The coalition also says such a mandate threatens the well-being of people who rely on services provided by the federal health care programs and the livelihoods of the people who provide that care.
The court’s ruling recognized that the states would suffer serious harm from having their own laws preempted and their state powers encroached.
The lawsuit notes that the vaccine mandate causes grave danger to vulnerable persons whom Medicare and Medicaid were designed to protect – the poor, sick, and elderly – by forcing the firing of “healthcare heroes” who are essential to providing vital medical services.
According to CMS, the vaccine mandate targets about a quarter of the nation’s health care workers, who have chosen not to get vaccinated.
Morrisey has said the vaccine mandate would hit the health care system in rural West Virginia particularly hard. Nursing homes and other long-term care facilities in the Mountain State are suffering from staff shortages.

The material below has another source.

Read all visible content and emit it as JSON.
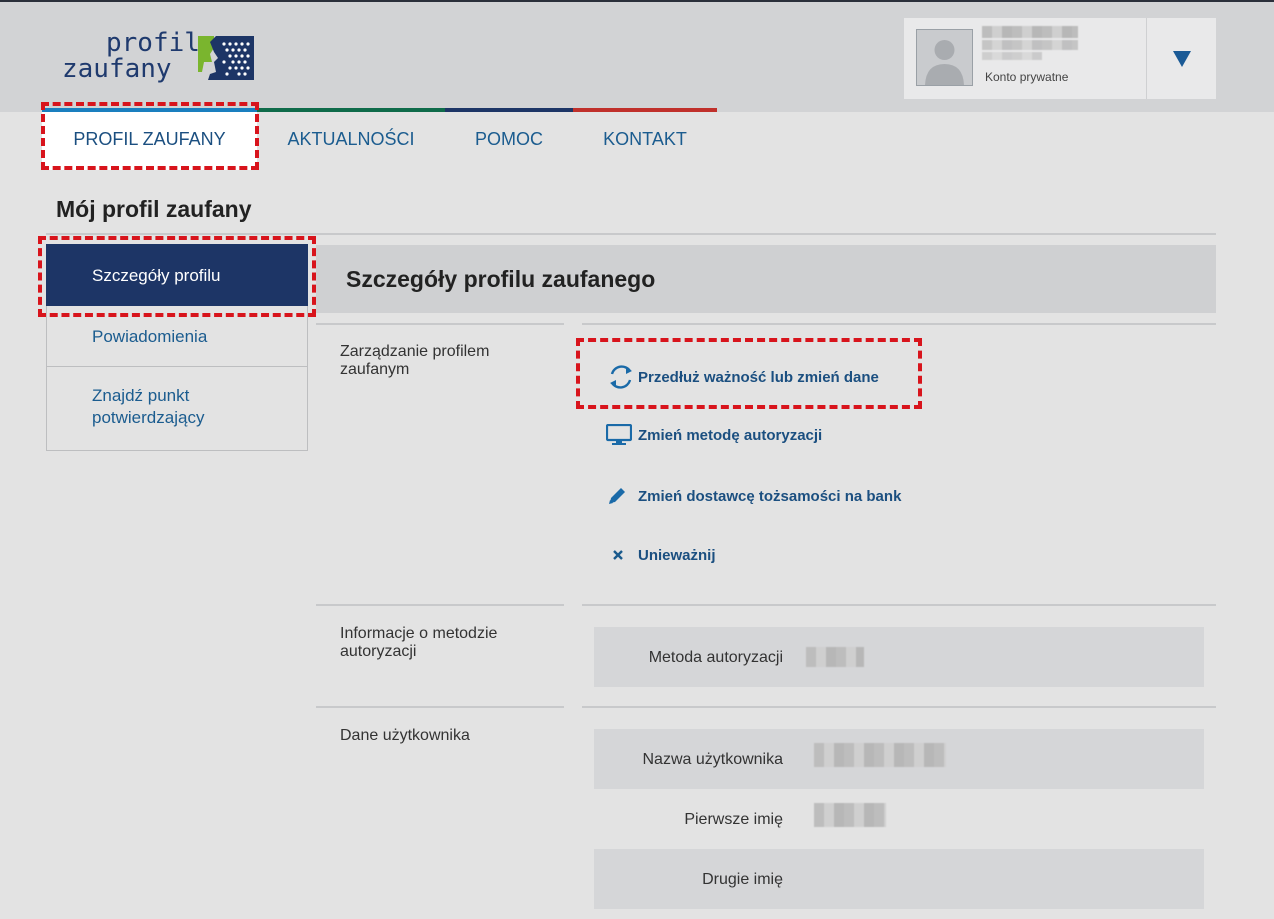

A large percentage of staff have chosen to remain unvaccinated, meaning the mandate could make the shortages much worse.
The complaint states that the vaccine mandate threatens to exacerbate already devastating shortages in health care staffing by forcing small rural hospitals to terminate their unvaccinated workers. If the unvaccinated staff quit or are fired, the complaint says those hospitals will be compelled to close certain divisions, cancel certain services or shutter altogether.
The lawsuit further states that the Biden Administration’s vaccine mandate violates the Tenth Amendment of the U.S. Constitution by seeking “to commandeer state-employee surveyors to become enforcers of CMS’s unlawful attempt to federalize national vaccine policy and override the states’ police power on matters of health and safety.”
In addition to West Virginia, attorneys general from Louisiana, Alabama, Arizona, Georgia, Idaho, Indiana, Mississippi, Montana, Oklahoma, South Carolina and Utah are plaintiffs in the case.